Farto do drama, da fominha envergonhada (de pão, de verbo, de razão), da malandragem ufana e televisionada, dos jornais, dos bem-pensantes, dos gregos e dos alemães, do Facebook e do mail, dos envelopes recortáveis das Finanças, das cunhas e dos envios da curricula, dos vizinhos saídos do “Shameless”, das dores de costas, das queixas do gato, das birras da criança, do telefone, do cheiro da máquina-de-lavar a trabalhar, farto deles todos por minuto e meio fecho a porta da casa-de-banho do fundo, fecho a porta e abro a enorme janela que dá para os quintais dos vizinhos, meto os cornos de fora.
Empiriquito os joelhos na sanita e ensopo-me no silêncio pouco lisboeta, o céu muito azul com umas farripas brancas aqui umas farripas brancas ali, a chuvinha fina primaveril que não pinga (tic tac toc diria o mestre Aquilino) por igual em toda a extensão do olhar. Com a luz do sol meio embaçada as variações das cores saltam melhor aos meus olhos (um estigmático e outro míope), o verde dos cabeços de Monsanto que espreitam por cima dos telhados são na verdade muitos verdes diferentes: o verde vivaz dos pinheiros, o seco dos carvalhos, o manchado a vermelho dos ulmeiros.

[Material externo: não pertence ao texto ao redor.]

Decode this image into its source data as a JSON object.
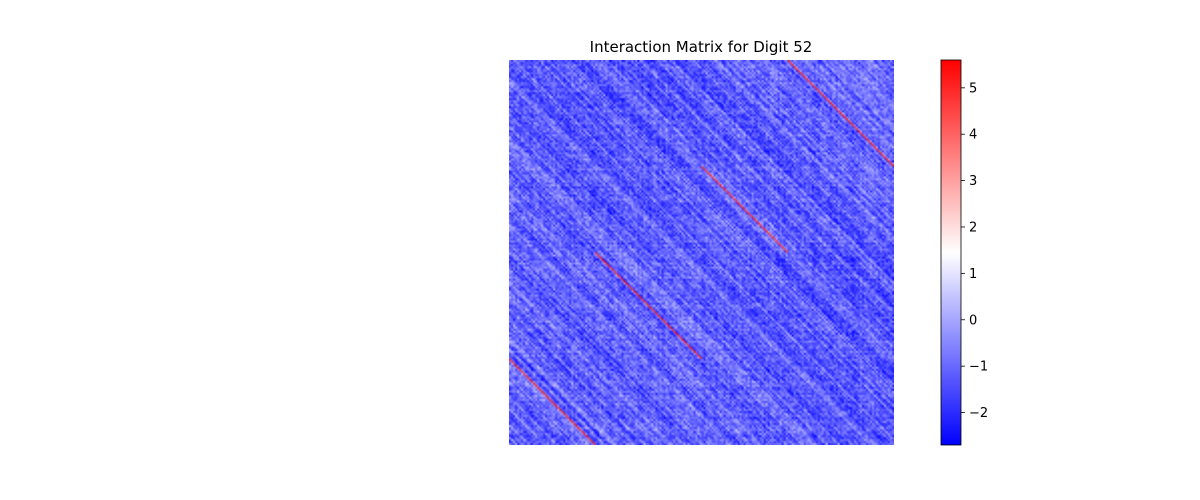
{
  "chart_data": {
    "type": "heatmap",
    "title": "Interaction Matrix for Digit 52",
    "xlabel": "",
    "ylabel": "",
    "axes_visible": false,
    "colormap": "bwr",
    "colorbar": {
      "vmin": -2.7,
      "vmax": 5.6,
      "ticks": [
        -2,
        -1,
        0,
        1,
        2,
        3,
        4,
        5
      ],
      "tick_labels": [
        "−2",
        "−1",
        "0",
        "1",
        "2",
        "3",
        "4",
        "5"
      ]
    },
    "colors": {
      "low": "#0000ff",
      "mid": "#ffffff",
      "high": "#ff0000"
    },
    "matrix": {
      "size": 192,
      "blocks": 2,
      "background_value_range": [
        -2.5,
        0.8
      ],
      "peak_value": 5.4,
      "description_of_structure": "banded diagonal stripes within each block; bright red off-diagonal lines at block-shift offsets"
    }
  }
}
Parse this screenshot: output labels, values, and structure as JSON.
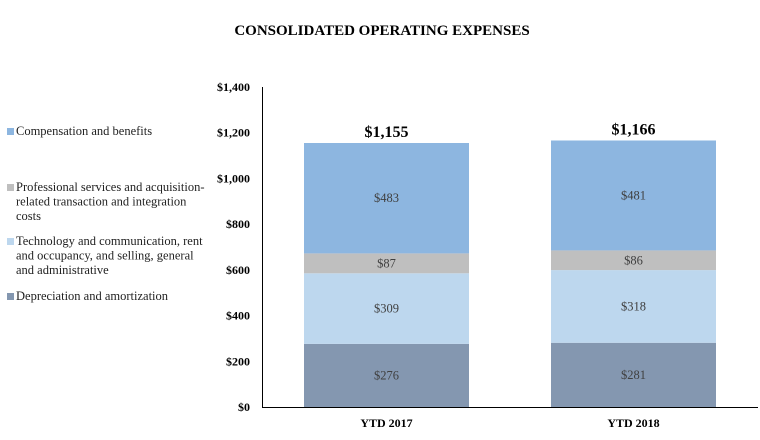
{
  "chart_data": {
    "type": "bar",
    "stacked": true,
    "title": "CONSOLIDATED OPERATING EXPENSES",
    "xlabel": "",
    "ylabel": "",
    "categories": [
      "YTD 2017",
      "YTD 2018"
    ],
    "ylim": [
      0,
      1400
    ],
    "yticks": [
      0,
      200,
      400,
      600,
      800,
      1000,
      1200,
      1400
    ],
    "ytick_labels": [
      "$0",
      "$200",
      "$400",
      "$600",
      "$800",
      "$1,000",
      "$1,200",
      "$1,400"
    ],
    "grid": false,
    "legend_position": "left",
    "series": [
      {
        "name": "Depreciation and amortization",
        "values": [
          276,
          281
        ],
        "labels": [
          "$276",
          "$281"
        ],
        "color": "#8497B0"
      },
      {
        "name": "Technology and communication, rent and occupancy, and selling, general and administrative",
        "values": [
          309,
          318
        ],
        "labels": [
          "$309",
          "$318"
        ],
        "color": "#BDD7EE"
      },
      {
        "name": "Professional services and acquisition-related transaction and integration costs",
        "values": [
          87,
          86
        ],
        "labels": [
          "$87",
          "$86"
        ],
        "color": "#BFBFBF"
      },
      {
        "name": "Compensation and benefits",
        "values": [
          483,
          481
        ],
        "labels": [
          "$483",
          "$481"
        ],
        "color": "#8DB6E0"
      }
    ],
    "totals": [
      1155,
      1166
    ],
    "total_labels": [
      "$1,155",
      "$1,166"
    ],
    "legend": [
      {
        "lines": [
          "Compensation and benefits"
        ],
        "color": "#8DB6E0"
      },
      {
        "lines": [
          "Professional services and acquisition-",
          "related transaction and integration",
          "costs"
        ],
        "color": "#BFBFBF"
      },
      {
        "lines": [
          "Technology and communication, rent",
          "and occupancy, and selling, general",
          "and administrative"
        ],
        "color": "#BDD7EE"
      },
      {
        "lines": [
          "Depreciation and amortization"
        ],
        "color": "#8497B0"
      }
    ]
  }
}
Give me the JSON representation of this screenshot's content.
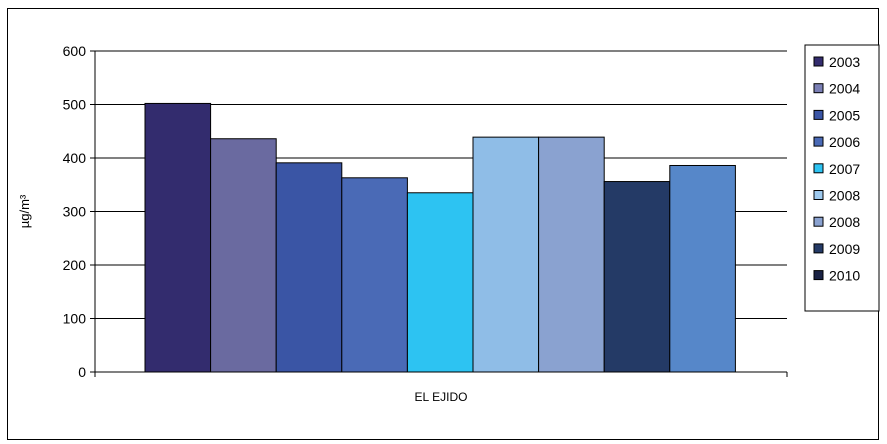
{
  "chart_data": {
    "type": "bar",
    "title": "",
    "xlabel": "",
    "ylabel": "µg/m³",
    "ylim": [
      0,
      600
    ],
    "yticks": [
      "0",
      "100",
      "200",
      "300",
      "400",
      "500",
      "600"
    ],
    "categories": [
      "EL EJIDO"
    ],
    "grid": true,
    "legend_position": "right",
    "series": [
      {
        "name": "2003",
        "values": [
          502
        ],
        "color": "#332c6e"
      },
      {
        "name": "2004",
        "values": [
          436
        ],
        "color": "#6a6aa0"
      },
      {
        "name": "2005",
        "values": [
          391
        ],
        "color": "#3a55a5"
      },
      {
        "name": "2006",
        "values": [
          363
        ],
        "color": "#4a6ab6"
      },
      {
        "name": "2007",
        "values": [
          335
        ],
        "color": "#2dc3f2"
      },
      {
        "name": "2008",
        "values": [
          439
        ],
        "color": "#8fbde7"
      },
      {
        "name": "2008",
        "values": [
          439
        ],
        "color": "#8aa2d0"
      },
      {
        "name": "2009",
        "values": [
          356
        ],
        "color": "#243a66"
      },
      {
        "name": "2010",
        "values": [
          386
        ],
        "color": "#5687c9"
      }
    ],
    "legend_colors": [
      "#332c6e",
      "#7a7fb5",
      "#3a55a5",
      "#4a6ab6",
      "#2dc3f2",
      "#9ec9ee",
      "#8aa2d0",
      "#243a66",
      "#1a2244"
    ]
  }
}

Mesmo os telhados da vizinhança matizam-se em muitas cores-de-tijolo, mais claras e mais escuras, da cor-de-vaso-húmido ao quase-preto, a delatar a antiguidade do prédio, a idade da última renovação, a malandrice do empreiteiro que contratado para substituir a totalidade, só remendou meia-dúzia de telhas aqui, meia-dúzia de telhas ali. Encho os olhos com o sossego dos quintais recortados pelos muretes que separam a parte de trás deste prédio da parte de trás daquele.
Um empedrado a desperdício de mármore e cimento, outro calcetado à antiga com cubos de calcário, outro todo ocupado por uma casa de trás onde se grelha o peixe ou dorme o filho tonto e pouco apresentável, a inevitável horta destes lisboetas tão pouco cosmopolitas, destes lisboetas que ainda sabem plantar e cultivar altas couves galegas e tronchudas nacionais, cenouras e alfaces, cebolas e extraordinárias flores encarnadas de longos estames negros que eu só julgava possíveis na Madeira ou mais abaixo, e finalmente o quintal abandonado pelo condomínio, o mais verde de todos, o com os verdes todos, com o matagal perdido e hipnotizante, donde cresce um limoeiro carregado, uma amendoeira florida e uma nespereira caótica de emaranhada.
É sempre este pátio escuro e descuidado, feio e sem uso nem emprego, fonte de altos jarros brancos e amarelos e espessas nuvens de insectos no estio e de gataria calaceira o ano todo, gataria em todas as matizes de todas as cores misturadas, sempre gorda e luzidia a melros e pombos azarados, ratos também imagino (uma gaivota perdida vi eu uma vez); é sempre o pátio feio e sem préstimo que os meus olhos sorvem mais sofregamente.
Se calhar é queda minha para o inútil, para o entrópico e o selvagem, se calhar é infantilidade minha não valorizar a eficácia e (como eles dizem agora) a ‘mais-valia’; mas de cima da minha sanita o pátio feio continua a ser o poema no meio dos relatórios de contas. E pode ser que venha quem o domestique em espaço limpo e banal à “Querido mudei a casa”, com uma mesinha para o ‘brunch’ e um guarda-solzinho para proteger dos raiozinhos UV... caramba, até é possível que os meus olhos (tanto o estigmático como o míope) percam a capacidade de lhe ver a beleza, pode ser que aconteça... mas seria uma pena.